Anhand des Push-up-Testes kann festgestellt werden, ob sich die Kontaktlinse gut zentriert. Dezentriert die Kontaktlinse oder wird sie vom Oberlid festgehalten und weist einen Hochsitz auf, so muss der Gesamtdurchmesser um 0,50 mm erhöht oder bzw. die BCOR um 0,3mm reduziert werden. Evtl. eine Kombination aus beiden Möglichkeiten in Erwägung ziehen.

Steilanpassung:

Von einer Steilanpassung wird gesprochen, wenn für länger als 10 Minuten unter dem Kontaktlinsenzentrum eine Luftblase  festzustellen ist. Diesen Effekt kann man beheben indem die BCOR erhöht wird. Generell wird eher eine Flachanpassung als eine Steilanpassung empfohlen.

Festsitz:

Eine fest sitzende Kontaktlinse wird beim Push up Test nicht reagieren.
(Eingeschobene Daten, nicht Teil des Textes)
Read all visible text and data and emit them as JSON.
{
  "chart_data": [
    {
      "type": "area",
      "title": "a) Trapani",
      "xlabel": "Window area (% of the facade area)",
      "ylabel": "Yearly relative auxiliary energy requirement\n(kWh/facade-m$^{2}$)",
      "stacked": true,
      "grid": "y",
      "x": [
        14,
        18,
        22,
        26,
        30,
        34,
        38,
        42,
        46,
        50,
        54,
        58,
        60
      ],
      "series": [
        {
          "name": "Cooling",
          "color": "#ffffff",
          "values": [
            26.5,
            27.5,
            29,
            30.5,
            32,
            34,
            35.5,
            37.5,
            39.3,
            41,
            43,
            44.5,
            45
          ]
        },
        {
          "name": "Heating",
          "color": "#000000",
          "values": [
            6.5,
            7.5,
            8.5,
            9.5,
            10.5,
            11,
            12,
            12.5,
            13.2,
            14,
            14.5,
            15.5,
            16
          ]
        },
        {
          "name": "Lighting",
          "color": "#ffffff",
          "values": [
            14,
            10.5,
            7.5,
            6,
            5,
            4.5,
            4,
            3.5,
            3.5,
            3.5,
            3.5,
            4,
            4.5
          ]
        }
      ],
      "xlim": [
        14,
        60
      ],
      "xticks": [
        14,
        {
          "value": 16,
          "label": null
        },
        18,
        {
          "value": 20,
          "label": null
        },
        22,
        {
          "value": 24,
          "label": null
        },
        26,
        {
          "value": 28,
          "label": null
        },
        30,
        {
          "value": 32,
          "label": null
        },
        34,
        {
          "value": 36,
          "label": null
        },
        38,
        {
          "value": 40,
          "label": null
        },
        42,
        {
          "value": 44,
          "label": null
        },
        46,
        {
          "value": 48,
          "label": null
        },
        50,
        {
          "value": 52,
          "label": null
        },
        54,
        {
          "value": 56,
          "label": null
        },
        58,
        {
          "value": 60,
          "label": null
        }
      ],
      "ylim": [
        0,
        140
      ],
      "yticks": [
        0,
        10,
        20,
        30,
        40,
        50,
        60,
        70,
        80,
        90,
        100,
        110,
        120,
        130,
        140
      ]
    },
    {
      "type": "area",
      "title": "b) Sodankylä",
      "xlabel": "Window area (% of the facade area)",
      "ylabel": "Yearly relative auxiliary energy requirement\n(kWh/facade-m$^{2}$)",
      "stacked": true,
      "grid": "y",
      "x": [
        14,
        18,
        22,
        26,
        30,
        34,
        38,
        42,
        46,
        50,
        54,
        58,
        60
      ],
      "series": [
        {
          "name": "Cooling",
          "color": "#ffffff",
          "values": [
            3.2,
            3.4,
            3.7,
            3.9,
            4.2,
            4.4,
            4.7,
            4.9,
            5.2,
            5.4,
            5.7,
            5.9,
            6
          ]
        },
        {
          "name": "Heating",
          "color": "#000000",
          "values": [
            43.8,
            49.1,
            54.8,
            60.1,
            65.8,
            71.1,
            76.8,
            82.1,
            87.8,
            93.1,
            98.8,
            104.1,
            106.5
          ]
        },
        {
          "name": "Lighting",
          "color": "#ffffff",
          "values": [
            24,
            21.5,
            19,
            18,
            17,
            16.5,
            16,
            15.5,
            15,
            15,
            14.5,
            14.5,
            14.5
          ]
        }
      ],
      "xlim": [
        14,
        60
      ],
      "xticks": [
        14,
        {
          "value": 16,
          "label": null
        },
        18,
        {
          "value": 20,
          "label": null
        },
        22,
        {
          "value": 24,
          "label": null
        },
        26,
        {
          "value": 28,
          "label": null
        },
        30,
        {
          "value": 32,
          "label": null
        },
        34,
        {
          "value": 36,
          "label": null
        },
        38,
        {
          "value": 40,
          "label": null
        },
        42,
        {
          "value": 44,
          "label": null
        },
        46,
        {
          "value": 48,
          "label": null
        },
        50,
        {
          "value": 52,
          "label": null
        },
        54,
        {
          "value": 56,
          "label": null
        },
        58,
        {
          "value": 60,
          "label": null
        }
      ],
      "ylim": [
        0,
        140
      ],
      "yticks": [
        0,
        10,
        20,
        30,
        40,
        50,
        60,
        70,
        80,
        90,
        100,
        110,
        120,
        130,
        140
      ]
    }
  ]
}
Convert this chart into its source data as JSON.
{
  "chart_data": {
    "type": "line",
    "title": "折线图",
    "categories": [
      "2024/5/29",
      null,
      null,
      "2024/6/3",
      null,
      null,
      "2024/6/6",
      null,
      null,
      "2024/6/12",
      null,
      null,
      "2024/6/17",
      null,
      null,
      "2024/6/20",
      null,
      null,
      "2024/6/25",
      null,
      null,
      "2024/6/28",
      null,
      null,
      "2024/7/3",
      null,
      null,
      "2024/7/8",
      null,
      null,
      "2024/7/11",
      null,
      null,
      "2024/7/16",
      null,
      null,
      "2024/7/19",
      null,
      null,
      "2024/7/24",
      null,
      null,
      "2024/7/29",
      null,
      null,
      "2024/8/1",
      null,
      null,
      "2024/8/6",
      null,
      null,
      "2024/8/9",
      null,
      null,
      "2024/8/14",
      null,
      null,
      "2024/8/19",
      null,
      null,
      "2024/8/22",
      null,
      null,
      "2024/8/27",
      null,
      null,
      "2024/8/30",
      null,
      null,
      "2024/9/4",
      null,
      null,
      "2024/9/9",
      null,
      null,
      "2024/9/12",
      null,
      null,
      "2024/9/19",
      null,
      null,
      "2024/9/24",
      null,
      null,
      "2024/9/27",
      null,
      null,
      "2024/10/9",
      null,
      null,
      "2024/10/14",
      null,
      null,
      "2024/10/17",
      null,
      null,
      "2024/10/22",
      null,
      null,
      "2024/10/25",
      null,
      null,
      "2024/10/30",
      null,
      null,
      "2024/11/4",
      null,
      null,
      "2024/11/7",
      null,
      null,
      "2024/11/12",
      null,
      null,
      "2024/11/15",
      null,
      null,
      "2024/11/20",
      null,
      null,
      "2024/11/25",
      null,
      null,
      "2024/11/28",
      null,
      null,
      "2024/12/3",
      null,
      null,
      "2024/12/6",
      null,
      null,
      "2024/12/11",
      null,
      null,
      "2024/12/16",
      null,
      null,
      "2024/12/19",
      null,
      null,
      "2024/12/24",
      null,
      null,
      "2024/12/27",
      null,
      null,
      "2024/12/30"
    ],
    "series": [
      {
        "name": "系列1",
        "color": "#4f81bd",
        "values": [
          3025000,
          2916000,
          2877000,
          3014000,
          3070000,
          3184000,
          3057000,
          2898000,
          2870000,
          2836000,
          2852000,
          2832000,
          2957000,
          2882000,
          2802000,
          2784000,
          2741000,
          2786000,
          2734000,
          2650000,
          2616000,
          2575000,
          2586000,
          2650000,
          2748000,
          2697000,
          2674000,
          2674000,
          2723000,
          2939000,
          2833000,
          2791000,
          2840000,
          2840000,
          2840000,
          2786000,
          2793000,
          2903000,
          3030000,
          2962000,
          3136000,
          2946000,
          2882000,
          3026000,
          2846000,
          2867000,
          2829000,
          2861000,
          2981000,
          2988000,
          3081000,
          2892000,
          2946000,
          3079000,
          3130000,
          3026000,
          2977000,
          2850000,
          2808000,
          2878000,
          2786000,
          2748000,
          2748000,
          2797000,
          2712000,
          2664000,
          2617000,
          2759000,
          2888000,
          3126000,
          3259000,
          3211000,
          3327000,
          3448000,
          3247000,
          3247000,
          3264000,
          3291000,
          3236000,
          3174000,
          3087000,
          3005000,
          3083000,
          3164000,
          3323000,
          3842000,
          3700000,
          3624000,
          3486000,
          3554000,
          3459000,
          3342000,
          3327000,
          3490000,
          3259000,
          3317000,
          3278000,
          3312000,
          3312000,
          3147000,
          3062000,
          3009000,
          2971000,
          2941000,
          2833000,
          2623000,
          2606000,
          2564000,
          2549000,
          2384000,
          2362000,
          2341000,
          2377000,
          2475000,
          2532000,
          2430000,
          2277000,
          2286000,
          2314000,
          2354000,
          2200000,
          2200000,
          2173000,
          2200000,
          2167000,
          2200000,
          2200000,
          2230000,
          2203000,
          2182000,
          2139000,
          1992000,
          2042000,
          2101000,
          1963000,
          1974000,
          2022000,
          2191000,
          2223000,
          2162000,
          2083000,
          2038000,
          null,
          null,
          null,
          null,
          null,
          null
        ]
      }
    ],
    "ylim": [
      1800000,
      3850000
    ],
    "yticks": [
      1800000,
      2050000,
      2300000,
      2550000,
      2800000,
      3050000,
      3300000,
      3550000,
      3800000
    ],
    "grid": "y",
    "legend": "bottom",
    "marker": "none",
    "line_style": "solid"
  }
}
Man kann eine stark reduzierte Bewegung beobachten. Desweiteren können Rötungen und Irritationen der Augen zu beobachten sein. Eine zu fest sitzende Kontaktlinse kann in manchen Fällen von der Cornea wegrutschen und sich dezentriert fest “saugen“. Durch die hohe Mittendicke, der starken +Linsen und dem kleinen Gesamtdurchmesser im Vergleich zu durchschnittlichen weichen Kontaktlinsen, kann es bei der Anpassung von Babylinsen häufig zu einem Festsitz kommen. Sollten diese Beobachtungen zu Grunde liegen so wird empfohlen die BC um 0,5mm flacher zu wählen.

RX Beurteilung:

Es wird empfohlen eine Überrefraktion mittels Skiaskop zu machen. Nach einer Eintragezeit von wenigen Stunden kann ebenfalls mittels Skiaskop der Restzylinder festgestellt werden, falls notwendig. In sehr jungen Jahren liegt allerdings selten eine astigmatische Korrektion vor.